Storm surges, sea level and climate change

In the inevitable discussion about the relationship between climate change and Hurricane Sandy, there's been much focus on the storm surge. Hallelujah.

There are a lot of ways climate change could influence tropical cyclones. In the past, most of the public discussion had focused on warmer water temperatures driving more intense storms, based largely on research by Kerry Emanuel and others. The water temperatures are, however, just one factor.

Other important issues include how climate change may affect upper levels winds, which can 'shear' off storms; El Nino events, which itself affect upper level winds; mid-latitude pressure systems, which divert storms and affect their dissolution; patterns of ocean temperature change and hence storm generation and path; atmospheric moisture, and in turn, rainfall. All of these are complicated and uncertain. When the experts try to add it all together, the verdict is that it's hard to say just how climate change will affect tropical cyclone frequency and intensity.

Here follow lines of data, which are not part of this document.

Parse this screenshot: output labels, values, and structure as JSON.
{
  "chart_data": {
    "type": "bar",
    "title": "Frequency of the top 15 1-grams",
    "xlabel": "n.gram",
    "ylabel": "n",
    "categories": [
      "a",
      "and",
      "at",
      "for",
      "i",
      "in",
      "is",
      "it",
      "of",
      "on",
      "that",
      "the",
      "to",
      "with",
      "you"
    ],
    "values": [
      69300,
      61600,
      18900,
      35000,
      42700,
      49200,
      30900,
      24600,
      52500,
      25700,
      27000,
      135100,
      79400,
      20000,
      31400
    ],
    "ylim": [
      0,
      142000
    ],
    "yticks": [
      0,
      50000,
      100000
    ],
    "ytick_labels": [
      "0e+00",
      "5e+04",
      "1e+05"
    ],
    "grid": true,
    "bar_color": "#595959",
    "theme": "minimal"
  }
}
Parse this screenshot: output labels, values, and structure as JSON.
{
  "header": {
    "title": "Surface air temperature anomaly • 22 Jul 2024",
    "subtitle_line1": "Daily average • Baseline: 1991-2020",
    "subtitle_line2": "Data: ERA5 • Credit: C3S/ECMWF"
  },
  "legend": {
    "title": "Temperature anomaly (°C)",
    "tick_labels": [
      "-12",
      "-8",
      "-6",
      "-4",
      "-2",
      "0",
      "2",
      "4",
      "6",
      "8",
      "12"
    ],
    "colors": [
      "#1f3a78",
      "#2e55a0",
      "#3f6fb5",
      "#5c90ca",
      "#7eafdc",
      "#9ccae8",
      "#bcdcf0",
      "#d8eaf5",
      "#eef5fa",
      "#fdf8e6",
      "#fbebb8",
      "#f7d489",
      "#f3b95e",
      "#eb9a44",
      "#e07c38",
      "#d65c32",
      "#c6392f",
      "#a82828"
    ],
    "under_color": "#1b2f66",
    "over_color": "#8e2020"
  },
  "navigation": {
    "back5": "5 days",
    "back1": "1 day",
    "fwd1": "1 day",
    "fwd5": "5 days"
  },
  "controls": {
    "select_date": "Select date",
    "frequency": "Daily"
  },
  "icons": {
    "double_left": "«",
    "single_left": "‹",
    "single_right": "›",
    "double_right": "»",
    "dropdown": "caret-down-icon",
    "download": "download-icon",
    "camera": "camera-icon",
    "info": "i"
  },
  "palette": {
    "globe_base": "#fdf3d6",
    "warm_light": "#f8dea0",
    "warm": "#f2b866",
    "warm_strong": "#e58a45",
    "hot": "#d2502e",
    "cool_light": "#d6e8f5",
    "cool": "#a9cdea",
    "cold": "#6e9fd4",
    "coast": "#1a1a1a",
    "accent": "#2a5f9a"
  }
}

The one area in which we can speak with some certainty is cyclone impacts - things like storm surges - rather than cyclone formation and frequency. There's no reasonable doubt that the global mean sea level has risen due to climate change. The rise to date is largely because of thermal expansion of sea water; water gets less dense and expands as it warms (above the maximum density, 4 deg C for freshwater). If we are wrong about that, we may as well throw every physics textbook in a bonfire, but don't let me give the first year students here any ideas. Here's the sea level data from Battery Park in New York City since 1856


The rise of almost 40 cm is not entirely due to sea level rise. As is explained clearly in this article by Chris Mooney, land subsidence, a New York legacy of the end of the last ice age, account for roughly half of the observed change. The rest is largely driven by global sea level rise. Thanks in part to climate change, the storm surge from Sandy was certainly higher than that of an identical hurricane at the identical time in the tidal cycle striking the coast 50, 100 or 150 years ago.

Now the difference noted here - 20 cm or so - is not large. Keep in mind, though, that there's a non-linear relationship between the surge height and the "run-up": how far the water runs up on to land. An increase in surge height can have a disproportionate affect on the the distance water travels inland and the erosive power. The exact relationship depends on the profile of the shoreline and the type of ground or sediment; this is evident in the stunning before and after Sandy images of the New Jersey coastline put together by NOAA (or images from the Japanese tsunami).

You might argue this is not so different from the ocean temperature argument:  if everything else is equal, the same cyclone passing over warmer water will be more intense. The problem is that, in reality, everything else is never equal. That, in effect, is the theme of my article on sea level variability in Kiribati and the video we put together, using footage I'd gathered during field trips to Kiribati, about the causes of the loss of the island of Bikeman.